Değerli kardeşlerim, Cenâb-ı Hak Peygamber-i Zişan’ımıza gerçek manada ümmet eylesin. Bizim adımıza gerçek manada ümmetli yapan çağımızın müceddidi, imamı, Mehdi-i Azam’ı Bediüzzaman Said Nursî. Neler anlattılar, neler seyrettik. Bizim adımıza Peygamberimizi (asm) temsil eden bir varis-i mutlak. Bu Ali Ulvi Kurucu Ağabeyimiz Bediüzzaman’ın Tarihçe’sinin Önsözü’nde - kaldı ki Zübeyir Gündüzalp Ağabey bu fakire demiştir: “Bu Önsöz Halil kardeşim on kitap mesabesindedir.” Bir Hadis-i Şerif “El ulama verasetul enbiya” Âlimler peygamberlerin varisidir. Çağımızın en büyük - öbürü de gönül sultanı zatlar, aman hata işlemeyelim - ama çağımıza en büyük bir peygamber varisi.

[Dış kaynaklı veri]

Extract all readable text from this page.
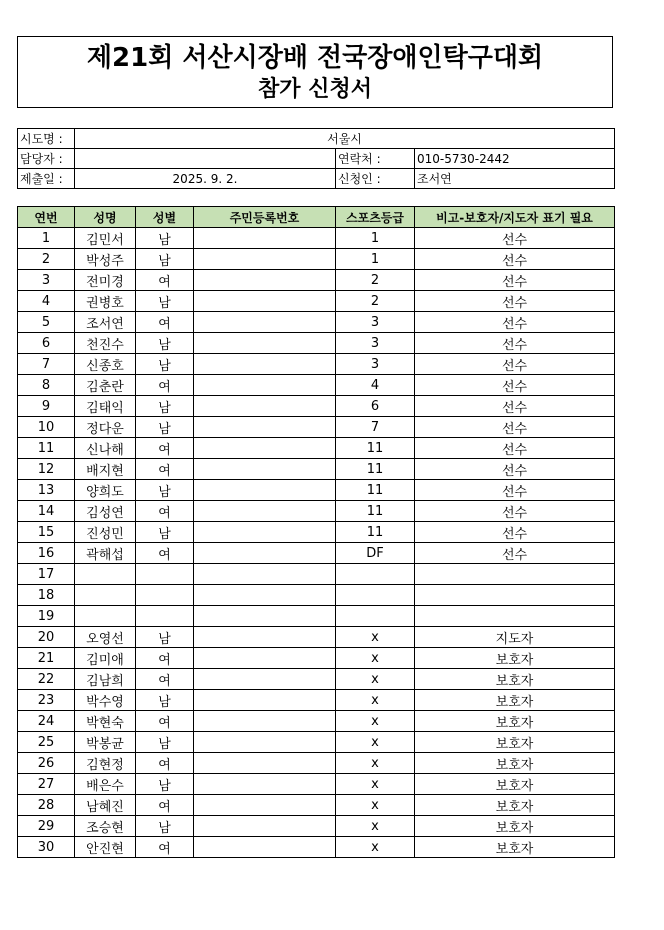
제21회 서산시장배 전국장애인탁구대회
참가 신청서
시도명 :	서울시		
담당자 :		연락처 :	010-5730-2442
제출일 :	2025. 9. 2.	신청인 :	조서연
연번	성명	성별	주민등록번호	스포츠등급	비고-보호자/지도자 표기 필요
1	김민서	남		1	선수
2	박성주	남		1	선수
3	전미경	여		2	선수
4	권병호	남		2	선수
5	조서연	여		3	선수
6	천진수	남		3	선수
7	신종호	남		3	선수
8	김춘란	여		4	선수
9	김태익	남		6	선수
10	정다운	남		7	선수
11	신나해	여		11	선수
12	배지현	여		11	선수
13	양희도	남		11	선수
14	김성연	여		11	선수
15	진성민	남		11	선수
16	곽해섭	여		DF	선수
17					
18					
19					
20	오영선	남		x	지도자
21	김미애	여		x	보호자
22	김남희	여		x	보호자
23	박수영	남		x	보호자
24	박현숙	여		x	보호자
25	박봉균	남		x	보호자
26	김현정	여		x	보호자
27	배은수	남		x	보호자
28	남혜진	여		x	보호자
29	조승현	남		x	보호자
30	안진현	여		x	보호자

Hazreti Bediüzzaman 19. Söz’de Peygamber-i Zişan’ımız için diyor ki; “Bütün Müslümanlara imam, bütün insanlara hatib...” Dönelim Bediüzzaman da 21. yüzyılda bütün Müslümanlara imam, bütün insanlara hatib.
Değerli Şükrü Hoca, bağrıma basarak söylüyorum “Avrupa’nın müceddidi” diyor. Üstad Hazretleri dünyanın müceddidi. Dünyanın müceddidi! 60 lisana eserleri çevrilmiş. Biraz sonra oraya geleceğim. Her ülke ondan medet bekliyor.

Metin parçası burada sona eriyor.